Bertholdt pun memulai kompetisi dengan tekad kuat. Dia nikmati semua prosesnya, dengan dukungan penuh dari Ymir. Lalu, usaha kerasnya akhirnya membuahkan hasil. Setelah persaingan yang sengit, Bertholdt berhasil keluar sebagai Juara Umum Mahasiswa Berprestasi, mengalahkan mahasiswa-mahasiswa pintar lainnya di Universitas Paradis.

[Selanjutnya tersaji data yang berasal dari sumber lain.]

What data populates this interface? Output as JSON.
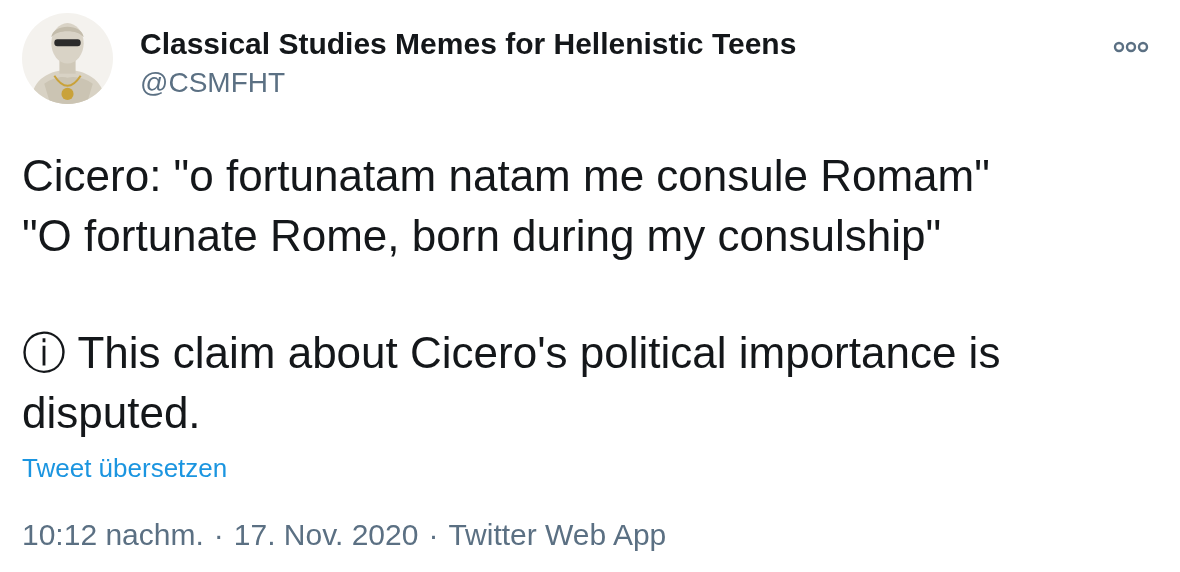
{
  "header": {
    "name": "Classical Studies Memes for Hellenistic Teens",
    "handle": "@CSMFHT"
  },
  "body": [
    "Cicero: \"o fortunatam natam me consule Romam\"\n\"O fortunate Rome, born during my consulship\"",
    "ⓘ This claim about Cicero's political importance is disputed."
  ],
  "translate_link": "Tweet übersetzen",
  "meta": [
    {
      "kind": "link",
      "text": "10:12 nachm."
    },
    {
      "kind": "separator",
      "text": "·"
    },
    {
      "kind": "link",
      "text": "17. Nov. 2020"
    },
    {
      "kind": "separator",
      "text": "·"
    },
    {
      "kind": "link",
      "text": "Twitter Web App"
    }
  ]
}
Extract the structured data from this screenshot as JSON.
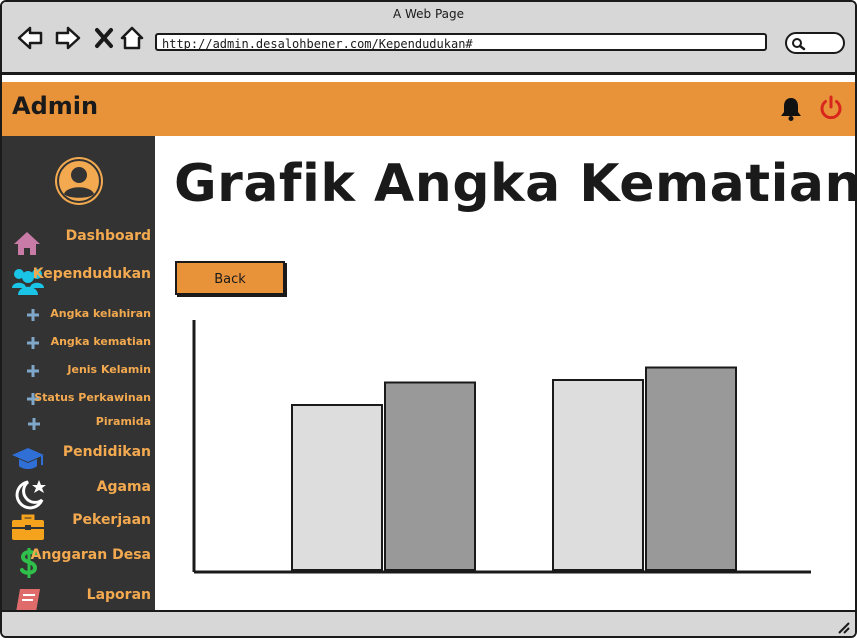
{
  "window": {
    "title": "A Web Page"
  },
  "browser": {
    "url": "http://admin.desalohbener.com/Kependudukan#"
  },
  "header": {
    "brand": "Admin",
    "accent": "#e8933a"
  },
  "sidebar": {
    "items": [
      {
        "label": "Dashboard",
        "icon": "home-icon"
      },
      {
        "label": "Kependudukan",
        "icon": "users-icon"
      },
      {
        "label": "Angka kelahiran",
        "icon": "plus-icon"
      },
      {
        "label": "Angka kematian",
        "icon": "plus-icon"
      },
      {
        "label": "Jenis Kelamin",
        "icon": "plus-icon"
      },
      {
        "label": "Status Perkawinan",
        "icon": "plus-icon"
      },
      {
        "label": "Piramida",
        "icon": "plus-icon"
      },
      {
        "label": "Pendidikan",
        "icon": "graduation-cap-icon"
      },
      {
        "label": "Agama",
        "icon": "moon-star-icon"
      },
      {
        "label": "Pekerjaan",
        "icon": "briefcase-icon"
      },
      {
        "label": "Anggaran Desa",
        "icon": "dollar-icon"
      },
      {
        "label": "Laporan",
        "icon": "book-icon"
      }
    ]
  },
  "main": {
    "title": "Grafik Angka Kematian",
    "back_label": "Back"
  },
  "chart_data": {
    "type": "bar",
    "title": "",
    "xlabel": "",
    "ylabel": "",
    "categories": [
      "",
      ""
    ],
    "series": [
      {
        "values": [
          66,
          76
        ],
        "color": "#dddddd"
      },
      {
        "values": [
          75,
          81
        ],
        "color": "#999999"
      }
    ],
    "ylim": [
      0,
      100
    ],
    "grid": false
  }
}
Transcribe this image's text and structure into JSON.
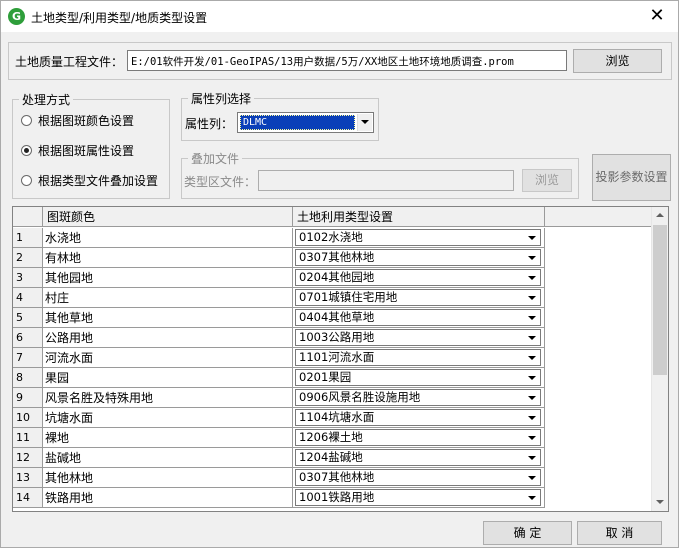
{
  "window": {
    "title": "土地类型/利用类型/地质类型设置",
    "app_icon_letter": "G",
    "close_glyph": "✕"
  },
  "project_file": {
    "label": "土地质量工程文件：",
    "value": "E:/01软件开发/01-GeoIPAS/13用户数据/5万/XX地区土地环境地质调查.prom",
    "browse_label": "浏览"
  },
  "processing": {
    "title": "处理方式",
    "options": [
      {
        "label": "根据图斑颜色设置",
        "selected": false
      },
      {
        "label": "根据图斑属性设置",
        "selected": true
      },
      {
        "label": "根据类型文件叠加设置",
        "selected": false
      }
    ]
  },
  "attribute": {
    "title": "属性列选择",
    "label": "属性列：",
    "value": "DLMC"
  },
  "overlay": {
    "title": "叠加文件",
    "label": "类型区文件：",
    "value": "",
    "browse_label": "浏览"
  },
  "projection_button": "投影参数设置",
  "table": {
    "headers": [
      "",
      "图斑颜色",
      "土地利用类型设置"
    ],
    "rows": [
      {
        "num": "1",
        "color": "水浇地",
        "type": "0102水浇地"
      },
      {
        "num": "2",
        "color": "有林地",
        "type": "0307其他林地"
      },
      {
        "num": "3",
        "color": "其他园地",
        "type": "0204其他园地"
      },
      {
        "num": "4",
        "color": "村庄",
        "type": "0701城镇住宅用地"
      },
      {
        "num": "5",
        "color": "其他草地",
        "type": "0404其他草地"
      },
      {
        "num": "6",
        "color": "公路用地",
        "type": "1003公路用地"
      },
      {
        "num": "7",
        "color": "河流水面",
        "type": "1101河流水面"
      },
      {
        "num": "8",
        "color": "果园",
        "type": "0201果园"
      },
      {
        "num": "9",
        "color": "风景名胜及特殊用地",
        "type": "0906风景名胜设施用地"
      },
      {
        "num": "10",
        "color": "坑塘水面",
        "type": "1104坑塘水面"
      },
      {
        "num": "11",
        "color": "裸地",
        "type": "1206裸土地"
      },
      {
        "num": "12",
        "color": "盐碱地",
        "type": "1204盐碱地"
      },
      {
        "num": "13",
        "color": "其他林地",
        "type": "0307其他林地"
      },
      {
        "num": "14",
        "color": "铁路用地",
        "type": "1001铁路用地"
      }
    ]
  },
  "footer": {
    "ok_label": "确  定",
    "cancel_label": "取  消"
  }
}
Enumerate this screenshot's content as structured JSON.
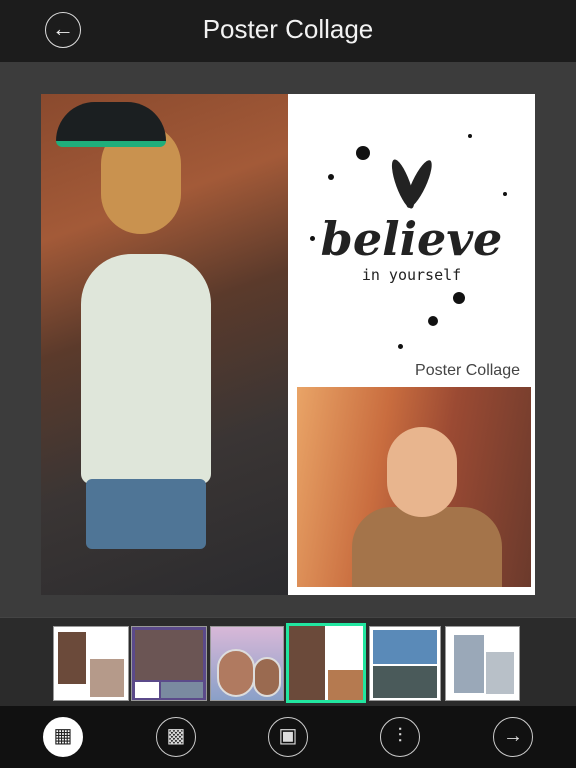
{
  "header": {
    "title": "Poster Collage",
    "back_icon": "arrow-left-icon"
  },
  "poster": {
    "artwork_text": "believe",
    "artwork_subtext": "in yourself",
    "brand_label": "Poster Collage"
  },
  "templates": {
    "selected_index": 3,
    "accent_color": "#22e6a0",
    "items": [
      {
        "name": "template-1"
      },
      {
        "name": "template-2"
      },
      {
        "name": "template-3"
      },
      {
        "name": "template-4"
      },
      {
        "name": "template-5"
      },
      {
        "name": "template-6"
      }
    ]
  },
  "toolbar": {
    "items": [
      {
        "icon": "layout-icon",
        "active": true
      },
      {
        "icon": "grid-icon",
        "active": false
      },
      {
        "icon": "image-gallery-icon",
        "active": false
      },
      {
        "icon": "adjust-sliders-icon",
        "active": false
      },
      {
        "icon": "arrow-right-icon",
        "active": false
      }
    ]
  }
}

Keluarganya ikut berbahagia dan berbangga dengan prestasi besar Bertholdt sebagai mahasiswa terbaik di kampus. Lalu, sesuai saran dari pacarnya, Bertholdt menceritakan perasaan yang sebenarnya kepada keluarganya. Pada akhirnya, orang tua dan saudara-saudara kandung Bertholdt menyadari kesalahan mereka selama ini yang telah menciptakan lingkungan toksik bagi si anak nomor dua, dan meminta maaf.

Ymir telah mempercayainya.

Ymir telah membuatnya yakin akan kemampuannya sendiri.

Bahkan, Ymir telah membantunya memperbaiki hubungannya dengan keluarga.

Semua, karena dia.

Dia yang dari luar terlihat bodo amat dan suka asal bicara, tapi aslinya berhati baik dan perhatian. Dia yang wawasannya luas, sehingga enak diajak ngobrol tentang apapun. Dia yang wajahnya sangat manis ketika tersenyum. Dia yang berhasil mengalihkan dunianya.

“Makasih banyak ya, sayang.”

Itulah pertama kalinya Bertholdt berani memanggil Ymir dengan sebutan ‘sayang’. Hal yang benar-benar dia rasakan kepada gadis itu.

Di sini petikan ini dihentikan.